Since Committee Stage I looked again at section 17 to see what the Government proposes as a safeguard. The information session need not be in one place but it does require that each participant is able, directly or by means of electronic communications technology, to speak to and be heard by the other participants. It sets out in subsection (2) the relevant information about which the designated person is to inform the adopted person seeking the information. Why can this information not simply be set out in a written statement and sent by registered post so there is proof that it has been received? This is particularly so when section 17(4) requires the designated person, on completion of the information session, to confirm it has taken place and to provide notification. There is already in the Government's proposal a mechanism for a written statement.
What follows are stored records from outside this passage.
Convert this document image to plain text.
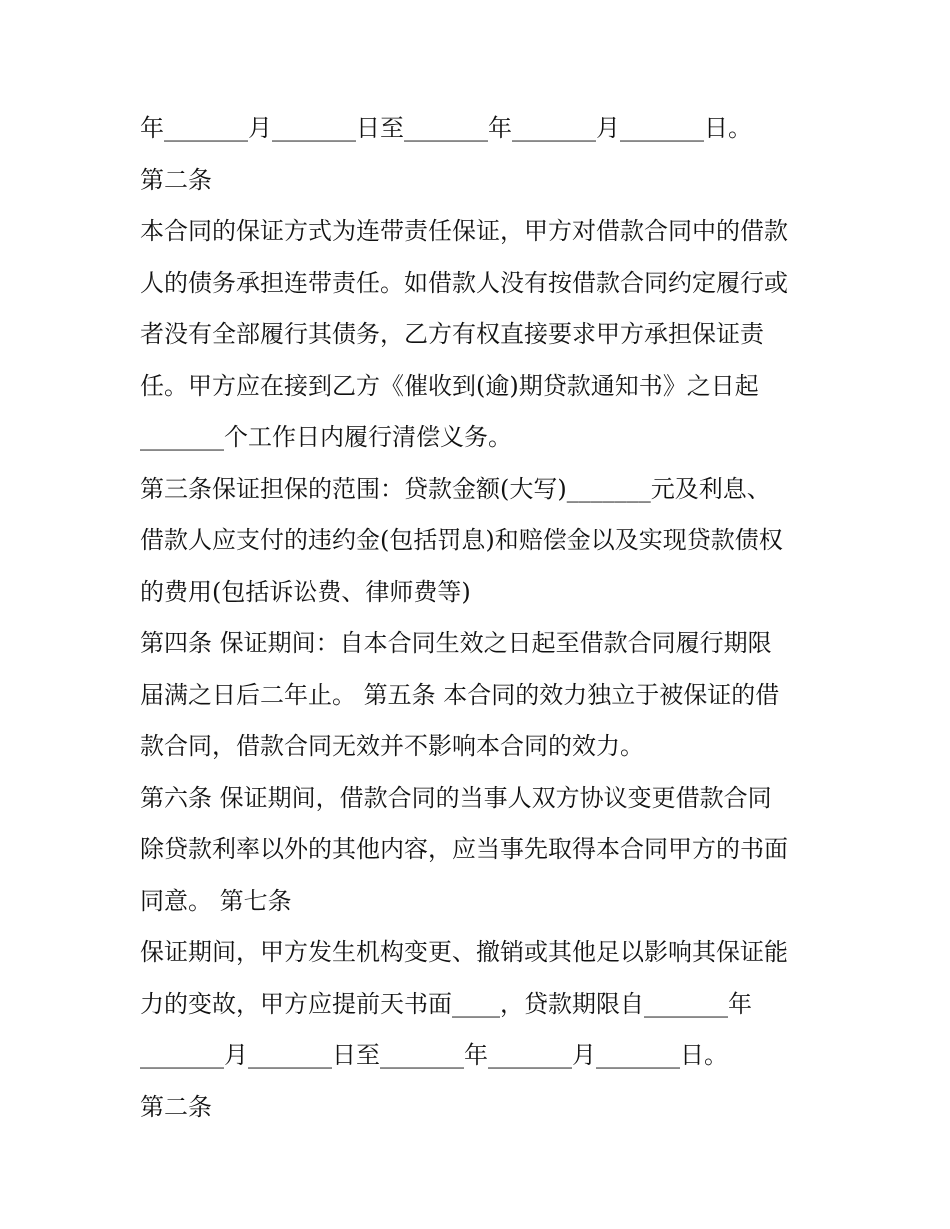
年_______月_______日至_______年_______月_______日。
第二条
本合同的保证方式为连带责任保证，甲方对借款合同中的借款
人的债务承担连带责任。如借款人没有按借款合同约定履行或
者没有全部履行其债务，乙方有权直接要求甲方承担保证责
任。甲方应在接到乙方《催收到(逾)期贷款通知书》之日起
_______个工作日内履行清偿义务。
第三条保证担保的范围：贷款金额(大写)_______元及利息、
借款人应支付的违约金(包括罚息)和赔偿金以及实现贷款债权
的费用(包括诉讼费、律师费等)
第四条 保证期间：自本合同生效之日起至借款合同履行期限
届满之日后二年止。 第五条 本合同的效力独立于被保证的借
款合同，借款合同无效并不影响本合同的效力。
第六条 保证期间，借款合同的当事人双方协议变更借款合同
除贷款利率以外的其他内容，应当事先取得本合同甲方的书面
同意。 第七条
保证期间，甲方发生机构变更、撤销或其他足以影响其保证能
力的变故，甲方应提前天书面____，贷款期限自_______年
_______月_______日至_______年_______月_______日。
第二条
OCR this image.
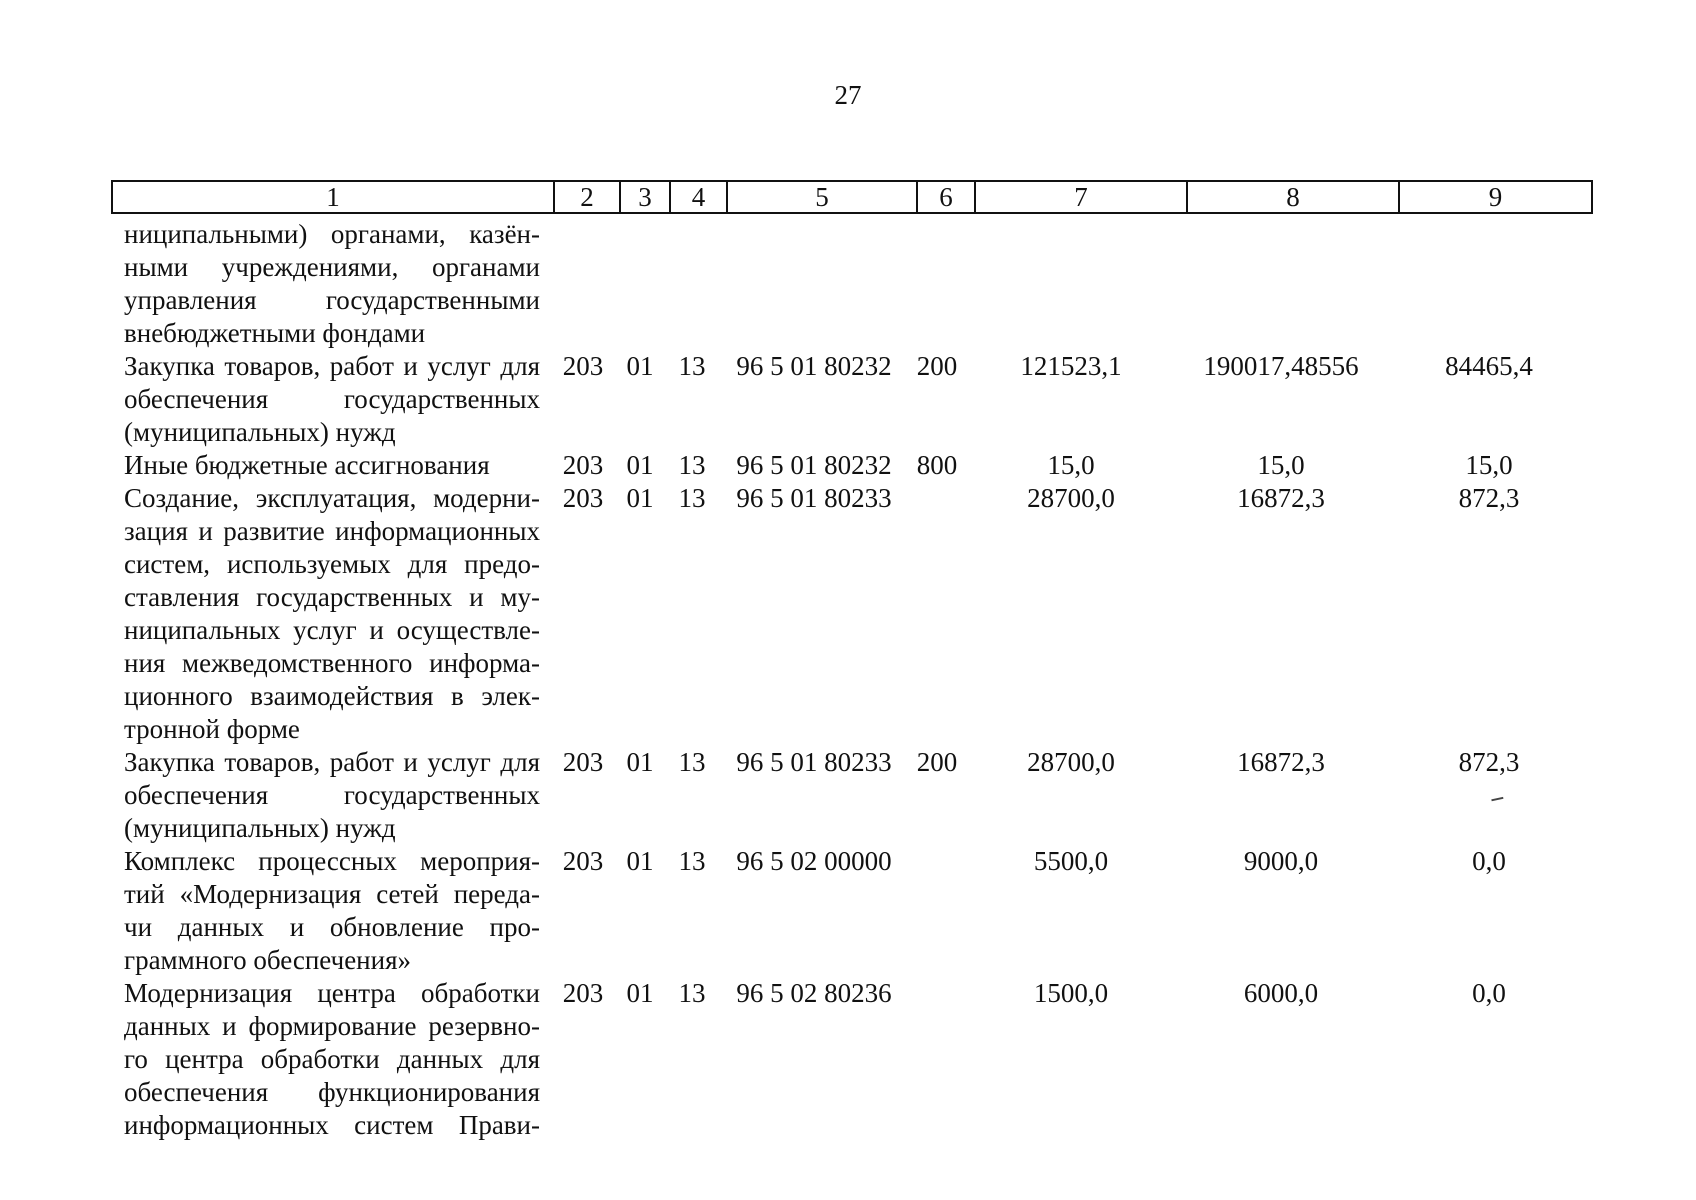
27
1	2	3	4	5	6	7	8	9
ниципальными) органами, казён-
ными учреждениями, органами
управления государственными
внебюджетными фондами
Закупка товаров, работ и услуг для
обеспечения государственных
(муниципальных) нужд
203 01 13	96 5 01 80232 200	121523,1	190017,48556	84465,4
Иные бюджетные ассигнования	203 01 13	96 5 01 80232 800	15,0	15,0	15,0
Создание, эксплуатация, модерни-
зация и развитие информационных
систем, используемых для предо-
ставления государственных и му-
ниципальных услуг и осуществле-
ния межведомственного информа-
ционного взаимодействия в элек-
тронной форме
203 01 13	96 5 01 80233	28700,0	16872,3	872,3
Закупка товаров, работ и услуг для
обеспечения государственных
(муниципальных) нужд
203 01 13	96 5 01 80233 200	28700,0	16872,3	872,3
Комплекс процессных мероприя-
тий «Модернизация сетей переда-
чи данных и обновление про-
граммного обеспечения»
203 01 13	96 5 02 00000	5500,0	9000,0	0,0
Модернизация центра обработки
данных и формирование резервно-
го центра обработки данных для
обеспечения функционирования
информационных систем Прави-
203 01 13	96 5 02 80236	1500,0	6000,0	0,0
Why not bypass the mandatory information session and bypass this condition on access to information and, as the committee recommended as an ending of a rather paternalistic approach requiring an information session, simply send a statement by registered post? It is what we do with court summons and other important legal documents. We think this would be a far preferable method of informing somebody. It would mean there could be no condition on access.

I asked the following on Committee Stage and still do not have a response. What if the adopted persons will not take the Zoom call or meet the designated person? It would mean they would not get access to the information, as I understand it. It is a condition upon access to information. This is against the spirit of the Bill, the otherwise inclusive text in the Bill and the great improvement the Bill makes to the very dated and patriarchal culture we all want to see changed. It has changed so much in so many other provisions of the Bill. It is most regrettable we have not seen movement on the information session. Amendment No. 59 in particular seeks to make this change and put into effect what the committee unanimously recommended during pre-legislative scrutiny.